A una semana de que entrara en vigor la Ley de Amnistía para la Convivencia Democrática en Venezuela, se han otorgado miles de libertades plenas a personas perseguidas por motivos políticos, según datos oficiales de la Asamblea Nacional, aunque persisten cuestionamientos sobre el alcance y la transparencia del proceso.
La legislación, aprobada el 19 de febrero por el parlamento y promulgada por el Gobierno, permite que quienes habían estado bajo detención o medidas cautelares —como presentarse periódicamente ante tribunales, prohibiciones de salida del país o restricciones de comunicación— recuperen su libertad en forma plena tras solicitarlo ante los tribunales competentes. En los días recientes se han procesado más de 8 000 solicitudes, de las cuales al menos 4 534 han resultado en libertades plenas a la fecha, incluidas 223 personas que salieron de prisión, de acuerdo con el seguimiento legislativo.
Entre quienes han recuperado sus derechos figura Martha Lía Grajales, activista defensora de derechos humanos que estuvo bajo restricciones durante varios meses tras ser detenida luego de participar en protestas. Tras la concesión de la amnistía, pudo recuperar su derecho a hablar públicamente e incorporarse a actividades cívicas sin restricciones.
La ley comprende delitos vinculados con protestas y tensiones políticas desde 1999 hasta 2026, enmarcando una amplia serie de situaciones bajo su cobertura. Sin embargo, no todos los casos son atendidos automáticamente ni todos los detenidos quedan cubiertos de inmediato: aún quedan cientos de personas en prisión por motivos políticos, incluidos militares, extranjeros y algunos cuyos paraderos son desconocidos.

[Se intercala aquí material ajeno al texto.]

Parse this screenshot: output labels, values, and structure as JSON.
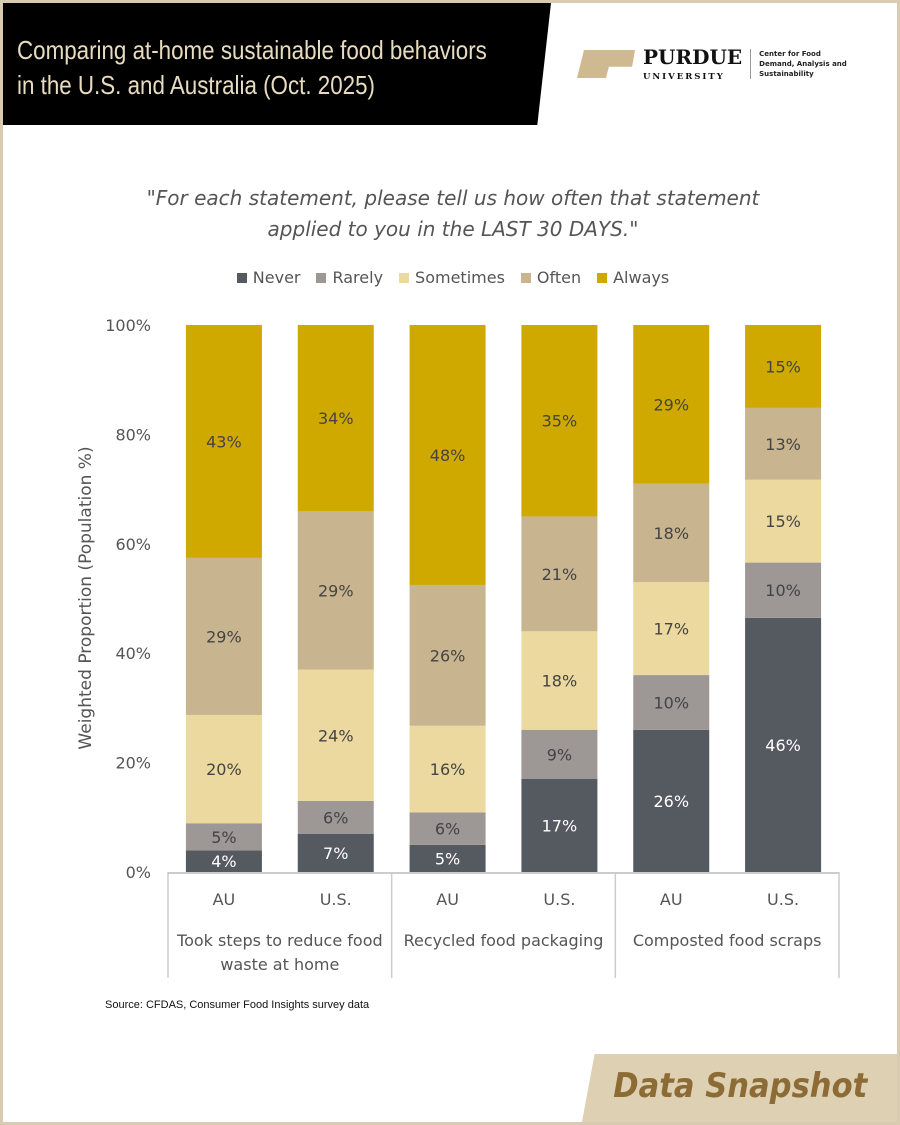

Organizaciones defensoras de derechos humanos han señalado que el proceso enfrenta irregularidades en su aplicación, como exigencias inapropiadas en algunos tribunales y la exclusión de ciertos casos que, a juicio de críticos, deberían haber sido contemplados en la ley. La exigencia de pagar materiales para el trámite o de cumplir con requisitos no previstos en la norma son ejemplos de trabas denunciadas por solicitantes y sus familias.
La implementación de la amnistía ocurre en un contexto político complejo, marcado por tensiones internas, disputas sobre la inclusión de distintos grupos dentro del alcance del beneficio y llamados internacionales a revisar mecanismos como el estado de emergencia vigente en el país. La Organización de las Naciones Unidas ha instado a que se liberen a todos los presos políticos, así como a revisar las medidas extraordinarias que todavía limitan derechos civiles y políticos en Venezuela.
Pese al avance en otorgar libertades plenas a miles de personas, la aplicación de la ley continúa siendo vigilada de cerca por defensores de derechos humanos y familiares de los afectados, quienes demandan una implementación más amplia, transparente y sin obstáculos burocráticos, con la finalidad de que la amnistía cumpla con su propósito de facilitar una convivencia democrática más amplia para la sociedad venezolana.